Peraltro nel 1813 è licenziato da casa Poniatowski, probabilmente per aver ceduto alle lusinghe della compagna del principe.

Nel 1814 viene ospitato dall' avvocato Ricci, al secondo piano del palazzo Sora sulla piazza Sora, che sarà cancellata dall' apertura di corso Vittorio.

Nel giugno 1815 il poeta è costretto a lasciare casa Ricci, destinata anche questa a caserma, e si trasferisce in un appartamento in via Capo di Ferro 28, probabilmente presso la zia Teresa.

Una vera e propria svolta nella sua vita, fino a questo momento assai sfortunata, avviene il 13 settembre 1815 quando Belli si sposa con la contessa Maria Conti e gli sposi vanno ad abitare presso la casa della famiglia Conti, al secondo piano di palazzo Poli, con ingresso in piazza Poli 91.
piazza Poli 
L' appartamento si trova nella parte del palazzo che verrà abbattuta e le stanze dove il poeta compone i sonetti romaneschi ora danno spazio a via del Tritone.
Anche questa situazione comportava però la convivenza con i suoceri.


A Palazzo Poli Belli vive quasi 20 anni di tranquillità, che permettono al Poeta di dedicarsi ai suoi interessi letterari e  ai frequentissimi viaggi
Questo periodo di tranquillità economica si conclude però con la morte prematura della moglie avvenuta nel 1837.
Subito la situazione economica non si mostra così solida e per debiti il poeta si vede messe sotto sequestro alcune stanze dell' appartamento. Così è costretto a lasciare Palazzo Poli, su cui venne a poggiarsi la costruzione della Fontana di Trevi, e va ad abitare da solo ( il figlio Ciro è in collegio a Perugia) presso i Mazio, parenti materni, in via Monte della Farina 18, al primo piano di palazzo Balestra, anch'esso oggi non più esistente.,
Via dei Cesarini
in fase di demolizione (1880)
Altra lunga convivenza....che si conclude quasi 12 anni dopo, quando nell' 
autunno del 1849, accetta di andare a vivere con il figlio Ciro e la nuora Cristina Ferretti, nel palazzetto di via Cesarini 77, dove appunto morirà.

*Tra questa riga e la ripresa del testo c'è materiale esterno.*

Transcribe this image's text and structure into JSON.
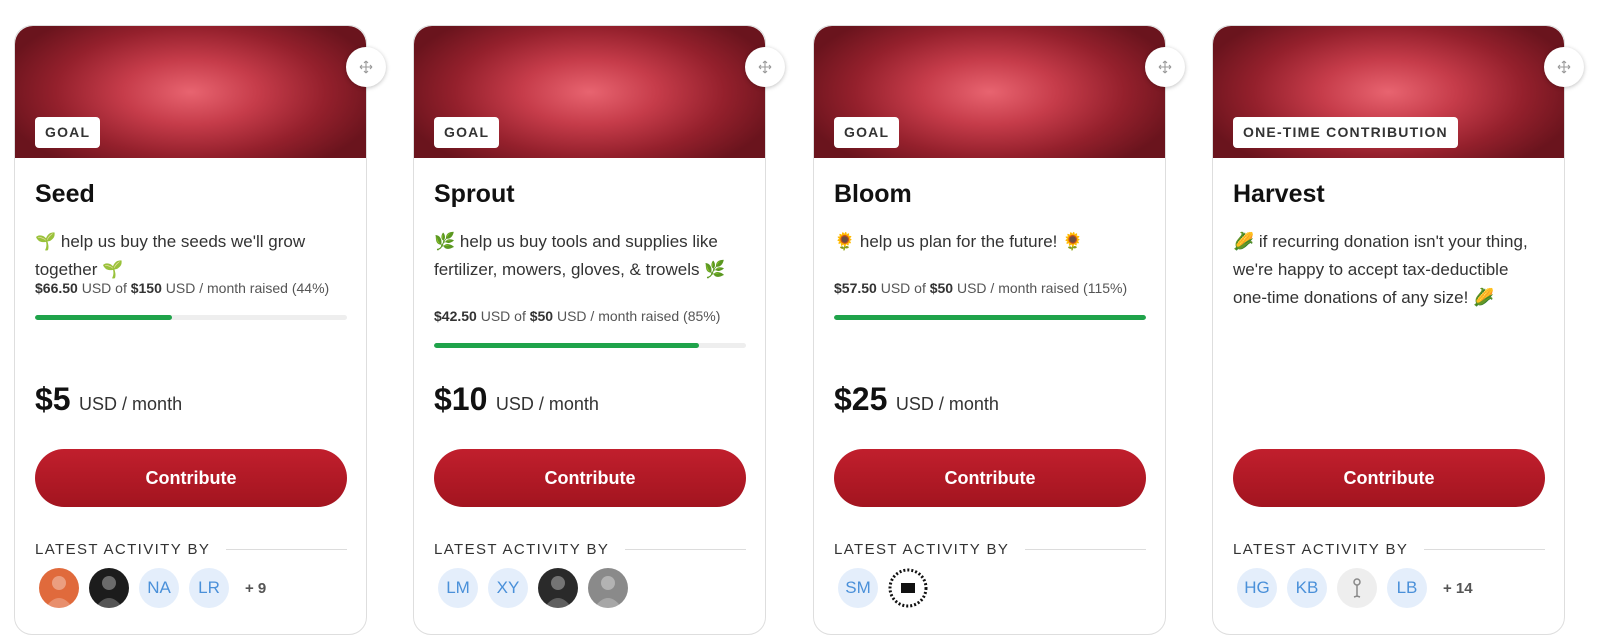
{
  "tiers": [
    {
      "badge": "GOAL",
      "title": "Seed",
      "description": "🌱 help us buy the seeds we'll grow together 🌱",
      "progress": {
        "raised": "$66.50",
        "raised_currency": "USD of",
        "goal": "$150",
        "goal_suffix": "USD / month raised",
        "percent_label": "(44%)",
        "percent": 44
      },
      "price": {
        "amount": "$5",
        "period": "USD / month"
      },
      "button_label": "Contribute",
      "activity_label": "LATEST ACTIVITY BY",
      "avatars": [
        {
          "type": "photo",
          "color": "#e06a3c",
          "name": "avatar-photo-1"
        },
        {
          "type": "photo",
          "color": "#1c1c1c",
          "name": "avatar-photo-2"
        },
        {
          "type": "initials",
          "text": "NA"
        },
        {
          "type": "initials",
          "text": "LR"
        }
      ],
      "more": "+ 9"
    },
    {
      "badge": "GOAL",
      "title": "Sprout",
      "description": "🌿 help us buy tools and supplies like fertilizer, mowers, gloves, & trowels 🌿",
      "progress": {
        "raised": "$42.50",
        "raised_currency": "USD of",
        "goal": "$50",
        "goal_suffix": "USD / month raised",
        "percent_label": "(85%)",
        "percent": 85
      },
      "price": {
        "amount": "$10",
        "period": "USD / month"
      },
      "button_label": "Contribute",
      "activity_label": "LATEST ACTIVITY BY",
      "avatars": [
        {
          "type": "initials",
          "text": "LM"
        },
        {
          "type": "initials",
          "text": "XY"
        },
        {
          "type": "photo",
          "color": "#2a2a2a",
          "name": "avatar-photo-3"
        },
        {
          "type": "photo",
          "color": "#8a8a8a",
          "name": "avatar-photo-4"
        }
      ],
      "more": ""
    },
    {
      "badge": "GOAL",
      "title": "Bloom",
      "description": "🌻 help us plan for the future! 🌻",
      "progress": {
        "raised": "$57.50",
        "raised_currency": "USD of",
        "goal": "$50",
        "goal_suffix": "USD / month raised",
        "percent_label": "(115%)",
        "percent": 100
      },
      "price": {
        "amount": "$25",
        "period": "USD / month"
      },
      "button_label": "Contribute",
      "activity_label": "LATEST ACTIVITY BY",
      "avatars": [
        {
          "type": "initials",
          "text": "SM"
        },
        {
          "type": "photo",
          "color": "#ffffff",
          "name": "avatar-logo-badge"
        }
      ],
      "more": ""
    },
    {
      "badge": "ONE-TIME CONTRIBUTION",
      "title": "Harvest",
      "description": "🌽 if recurring donation isn't your thing, we're happy to accept tax-deductible one-time donations of any size! 🌽",
      "progress": null,
      "price": null,
      "button_label": "Contribute",
      "activity_label": "LATEST ACTIVITY BY",
      "avatars": [
        {
          "type": "initials",
          "text": "HG"
        },
        {
          "type": "initials",
          "text": "KB"
        },
        {
          "type": "photo",
          "color": "#eeeeee",
          "name": "avatar-default-icon"
        },
        {
          "type": "initials",
          "text": "LB"
        }
      ],
      "more": "+ 14"
    }
  ]
}
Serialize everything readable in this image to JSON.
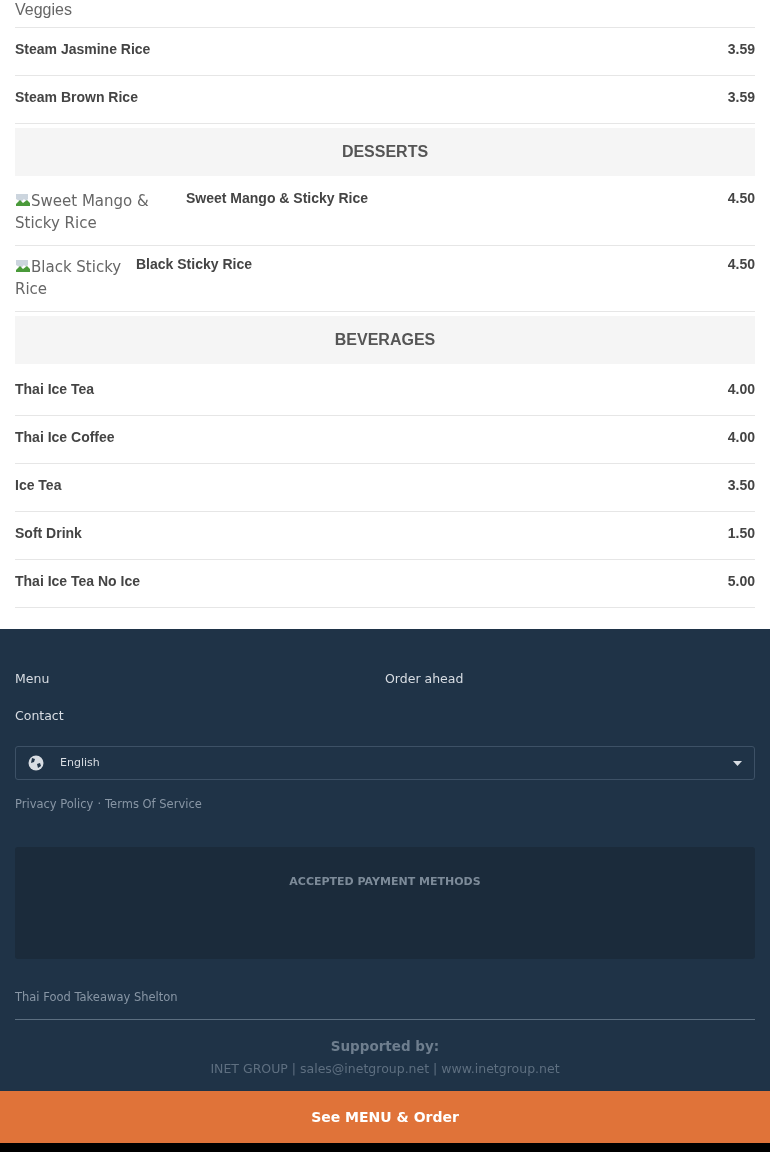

Anche questo palazzo è stato in parte demolito, per l' apertura di corso Vittorio Emanuele II, e comunque non più esistente per la parte in cui era l' ultima abitazione del poeta romano.

Una lapide lo ricorda, ma è stata spostata dal luogo originario e ora la si può leggere all' altezza del civico 37 della stessa strada.